Trump claims that if Kasich were not in the race, he would win. However, the type of Republican who supports Kasich tends to be more moderate, not the vocal anti-establishment type that supports Trump. Also, polls between just Cruz and Trump have consistently shown Cruz ahead of Trump; the only reason Trump is still ahead is because Kasich is still in the race. Many conservatives who support Cruz are furious about that, and have called for Kasich to drop out. Rich Lowry, the editor of National Review, said he is “running a delusional vanity project masquerading as a presidential campaign.”

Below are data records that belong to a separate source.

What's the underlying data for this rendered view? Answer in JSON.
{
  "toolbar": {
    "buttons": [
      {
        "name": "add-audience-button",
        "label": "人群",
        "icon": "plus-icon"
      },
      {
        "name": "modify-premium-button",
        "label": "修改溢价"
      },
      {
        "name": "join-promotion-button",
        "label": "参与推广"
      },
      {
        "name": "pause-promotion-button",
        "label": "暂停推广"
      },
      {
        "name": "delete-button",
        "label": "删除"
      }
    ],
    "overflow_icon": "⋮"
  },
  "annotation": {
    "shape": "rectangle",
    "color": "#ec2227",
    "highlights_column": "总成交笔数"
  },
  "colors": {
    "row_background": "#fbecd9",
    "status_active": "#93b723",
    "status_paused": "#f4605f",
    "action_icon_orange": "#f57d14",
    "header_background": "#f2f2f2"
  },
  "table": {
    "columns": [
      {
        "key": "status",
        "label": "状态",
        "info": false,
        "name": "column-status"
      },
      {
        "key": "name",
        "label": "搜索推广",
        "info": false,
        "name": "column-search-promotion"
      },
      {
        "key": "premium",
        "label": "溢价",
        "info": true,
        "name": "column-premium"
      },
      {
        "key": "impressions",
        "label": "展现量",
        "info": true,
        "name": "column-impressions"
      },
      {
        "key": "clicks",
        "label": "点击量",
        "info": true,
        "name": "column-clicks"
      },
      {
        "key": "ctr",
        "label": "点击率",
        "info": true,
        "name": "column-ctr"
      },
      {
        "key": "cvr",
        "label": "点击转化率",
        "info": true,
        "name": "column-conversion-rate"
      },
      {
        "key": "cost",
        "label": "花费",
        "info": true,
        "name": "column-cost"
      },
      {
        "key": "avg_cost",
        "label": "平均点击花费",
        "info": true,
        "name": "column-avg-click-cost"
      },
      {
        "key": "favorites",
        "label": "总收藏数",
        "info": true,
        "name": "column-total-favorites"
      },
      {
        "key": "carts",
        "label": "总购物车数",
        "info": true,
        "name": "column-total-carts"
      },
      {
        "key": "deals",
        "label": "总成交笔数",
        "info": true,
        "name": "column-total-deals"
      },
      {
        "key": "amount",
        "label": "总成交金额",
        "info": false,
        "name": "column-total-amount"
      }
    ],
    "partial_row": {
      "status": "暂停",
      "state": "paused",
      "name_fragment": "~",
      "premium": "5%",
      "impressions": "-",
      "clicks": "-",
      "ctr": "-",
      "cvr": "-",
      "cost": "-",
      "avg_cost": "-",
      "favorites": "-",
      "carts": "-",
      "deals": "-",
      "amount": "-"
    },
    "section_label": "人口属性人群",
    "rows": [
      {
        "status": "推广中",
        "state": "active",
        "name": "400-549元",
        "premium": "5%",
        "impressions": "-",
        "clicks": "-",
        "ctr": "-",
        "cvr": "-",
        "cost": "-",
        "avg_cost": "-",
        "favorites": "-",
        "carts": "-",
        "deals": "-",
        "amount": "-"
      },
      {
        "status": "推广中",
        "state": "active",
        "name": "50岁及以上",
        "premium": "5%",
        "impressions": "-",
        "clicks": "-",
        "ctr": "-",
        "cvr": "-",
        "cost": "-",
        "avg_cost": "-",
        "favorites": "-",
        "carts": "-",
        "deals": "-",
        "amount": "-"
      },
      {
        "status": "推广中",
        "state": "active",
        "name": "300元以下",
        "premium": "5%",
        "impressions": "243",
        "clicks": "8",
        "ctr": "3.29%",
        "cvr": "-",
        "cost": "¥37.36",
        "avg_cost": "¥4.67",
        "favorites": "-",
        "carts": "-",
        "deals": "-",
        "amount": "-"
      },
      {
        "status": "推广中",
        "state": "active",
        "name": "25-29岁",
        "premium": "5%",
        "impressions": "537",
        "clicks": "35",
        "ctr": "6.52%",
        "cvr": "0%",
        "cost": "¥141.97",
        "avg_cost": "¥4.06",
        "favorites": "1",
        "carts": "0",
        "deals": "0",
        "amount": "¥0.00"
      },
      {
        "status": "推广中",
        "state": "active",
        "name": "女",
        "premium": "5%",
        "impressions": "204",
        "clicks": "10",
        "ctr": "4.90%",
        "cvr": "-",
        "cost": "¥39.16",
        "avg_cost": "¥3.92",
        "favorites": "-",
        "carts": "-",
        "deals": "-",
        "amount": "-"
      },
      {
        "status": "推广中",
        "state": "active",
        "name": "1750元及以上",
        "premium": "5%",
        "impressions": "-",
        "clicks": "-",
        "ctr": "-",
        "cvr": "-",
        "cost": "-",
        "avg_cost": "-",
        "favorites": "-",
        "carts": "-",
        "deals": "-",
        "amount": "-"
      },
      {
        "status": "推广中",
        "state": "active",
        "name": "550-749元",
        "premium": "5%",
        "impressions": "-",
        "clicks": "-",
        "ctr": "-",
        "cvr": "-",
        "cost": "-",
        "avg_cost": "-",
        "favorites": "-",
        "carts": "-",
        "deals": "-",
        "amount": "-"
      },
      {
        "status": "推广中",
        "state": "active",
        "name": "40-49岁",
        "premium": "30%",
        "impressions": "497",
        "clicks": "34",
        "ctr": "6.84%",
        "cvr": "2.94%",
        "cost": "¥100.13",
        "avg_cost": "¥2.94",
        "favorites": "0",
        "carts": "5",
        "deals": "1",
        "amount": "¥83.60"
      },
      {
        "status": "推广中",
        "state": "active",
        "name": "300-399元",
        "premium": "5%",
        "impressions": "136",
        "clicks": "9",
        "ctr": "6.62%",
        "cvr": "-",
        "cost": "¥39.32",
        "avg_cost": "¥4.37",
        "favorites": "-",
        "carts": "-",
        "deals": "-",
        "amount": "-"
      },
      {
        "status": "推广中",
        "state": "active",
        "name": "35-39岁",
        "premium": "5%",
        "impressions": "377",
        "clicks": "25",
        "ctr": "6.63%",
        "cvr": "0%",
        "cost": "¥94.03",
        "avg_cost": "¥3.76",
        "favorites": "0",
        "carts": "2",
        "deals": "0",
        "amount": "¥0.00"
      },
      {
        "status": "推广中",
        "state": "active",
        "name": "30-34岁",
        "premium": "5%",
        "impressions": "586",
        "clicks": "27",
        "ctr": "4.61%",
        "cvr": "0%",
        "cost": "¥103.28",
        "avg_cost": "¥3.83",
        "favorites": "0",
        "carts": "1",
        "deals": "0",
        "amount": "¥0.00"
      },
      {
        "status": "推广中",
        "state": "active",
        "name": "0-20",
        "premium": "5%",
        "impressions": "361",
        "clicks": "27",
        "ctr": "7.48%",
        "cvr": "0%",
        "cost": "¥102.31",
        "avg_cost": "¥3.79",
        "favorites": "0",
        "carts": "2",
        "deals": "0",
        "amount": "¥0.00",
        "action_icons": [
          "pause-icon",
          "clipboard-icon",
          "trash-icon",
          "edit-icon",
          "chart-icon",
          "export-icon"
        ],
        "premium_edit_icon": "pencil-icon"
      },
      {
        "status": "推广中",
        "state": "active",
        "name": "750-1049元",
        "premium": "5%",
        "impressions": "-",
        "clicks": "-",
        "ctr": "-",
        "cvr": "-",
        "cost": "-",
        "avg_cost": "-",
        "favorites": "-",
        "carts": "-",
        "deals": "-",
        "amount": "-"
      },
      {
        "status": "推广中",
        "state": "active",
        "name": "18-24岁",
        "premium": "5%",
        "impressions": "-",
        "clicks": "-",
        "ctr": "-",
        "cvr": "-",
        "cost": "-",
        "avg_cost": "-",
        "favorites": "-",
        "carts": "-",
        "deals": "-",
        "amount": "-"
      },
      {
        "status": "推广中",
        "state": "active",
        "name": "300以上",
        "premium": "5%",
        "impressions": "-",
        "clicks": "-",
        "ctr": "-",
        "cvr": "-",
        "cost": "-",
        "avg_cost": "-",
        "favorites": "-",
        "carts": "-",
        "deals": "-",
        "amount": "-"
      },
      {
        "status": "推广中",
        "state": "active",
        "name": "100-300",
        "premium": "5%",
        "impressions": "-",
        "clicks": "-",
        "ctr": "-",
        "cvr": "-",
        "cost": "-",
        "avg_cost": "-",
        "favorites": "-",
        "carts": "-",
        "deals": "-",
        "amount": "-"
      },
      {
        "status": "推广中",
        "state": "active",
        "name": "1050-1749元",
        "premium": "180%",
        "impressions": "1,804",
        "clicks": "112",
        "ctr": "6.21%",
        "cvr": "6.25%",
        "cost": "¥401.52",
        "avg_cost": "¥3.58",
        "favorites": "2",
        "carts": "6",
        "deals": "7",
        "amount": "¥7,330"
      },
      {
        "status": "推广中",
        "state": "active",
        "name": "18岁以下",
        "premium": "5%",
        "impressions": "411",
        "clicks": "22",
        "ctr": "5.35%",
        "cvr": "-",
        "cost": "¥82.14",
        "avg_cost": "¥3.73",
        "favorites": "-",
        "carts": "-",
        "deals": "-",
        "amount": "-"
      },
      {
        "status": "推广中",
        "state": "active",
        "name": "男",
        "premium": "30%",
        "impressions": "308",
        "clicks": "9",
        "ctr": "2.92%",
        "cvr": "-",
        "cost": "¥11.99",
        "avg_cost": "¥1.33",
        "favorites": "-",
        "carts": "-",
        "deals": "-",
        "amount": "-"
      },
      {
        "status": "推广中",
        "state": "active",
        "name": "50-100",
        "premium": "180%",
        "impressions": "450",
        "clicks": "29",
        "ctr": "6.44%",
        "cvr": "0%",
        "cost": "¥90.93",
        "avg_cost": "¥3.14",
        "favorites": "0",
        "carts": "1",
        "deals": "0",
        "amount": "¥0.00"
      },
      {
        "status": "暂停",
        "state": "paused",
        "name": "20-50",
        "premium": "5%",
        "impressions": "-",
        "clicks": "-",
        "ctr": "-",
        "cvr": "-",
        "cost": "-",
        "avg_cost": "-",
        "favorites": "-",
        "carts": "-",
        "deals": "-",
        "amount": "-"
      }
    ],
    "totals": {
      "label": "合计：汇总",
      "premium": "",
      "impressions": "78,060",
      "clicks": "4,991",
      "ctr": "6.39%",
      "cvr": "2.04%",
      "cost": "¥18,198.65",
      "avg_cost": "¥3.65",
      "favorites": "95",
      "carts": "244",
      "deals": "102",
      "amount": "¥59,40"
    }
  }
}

Trump’s lead nationally has shrunk to an average of 7.6 points in the polls. Last week was bad for him; his campaign manager was charged with allegedly assaulted a female reporter, he retweeted attacks on Cruz’s wife, and flip-flopped on abortion, saying he’s pro-choice while simultaneously saying women should be criminally punished for getting abortions. He is polling terribly with Republican women.

The politically astute site FiveThirtyEight has analyzed the polls and done the math in the remaining primary states. A block of Northeastern states have primaries at the end of April, and Republicans in those states tend to be more moderate, which doesn’t help Trump. At best, FiveThirtyEight predicts Trump will end up with 1,185 delegates after the final primary, short of the 1,237 necessary to win the nomination, which means it will be a contested convention. There are over 100 unbound or uncommitted delegates. He would need to  convince 52 of them to vote for him in the first round of voting at the contested convention to win.

If he doesn’t win on the first round, he probably won’t win. At that point, if no one wins the first vote, it becomes a brokered convention and the delegates are free to vote for whoever they want on subsequent rounds of voting. The types of Republicans who serve as delegates are the party faithful types, not the disillusioned types who support Trump. The GOP establishment and conservative base are converging to stop Trump from getting the nomination, and they will do everything they can to persuade delegates to change their votes away from Trump. It is already starting, as some of the delegates Trump thought he had won are being lured over the Cruz ground operation.

Of course, there is still a chance the delegates could be persuaded to vote for another candidate, such as Kasich or even someone not in the race. Kasich has said he thinks the GOP establishment would support him at a contested convention, and fully admits even though he hasn’t won a single state except his home state of Ohio, that he’s staying in the race because he could still win at a contested convention. He did so poorly in Arizona’s primary that he came in fourth, behind Marco Rubio who had dropped out of the race a week earlier. However, he is beating Hillary Clinton in general election polls by a decent margin. Trump is losing to her in polls and Cruz comes in very close.

However, as Lowry observed in his article calling for Kasich to drop out, “The delegate game at a convention would be, in part, an organizational contest, and Kasich’s organization is all but nonexistent. He’d make an electability case based on his good head-to-head poll numbers against Hillary Clinton, although they are elevated because no one has bothered to attack him.”

The prediction market Betfair puts Trump’s chances of winning the nomination at 56 percent, down from 70 percent last week. Betfair also puts the chance of a contested convention at 63 percent. If one of Trump’s former close advisers is right, he only wanted to come in second and doesn’t really want to be president, so it may not be a big deal if he loses.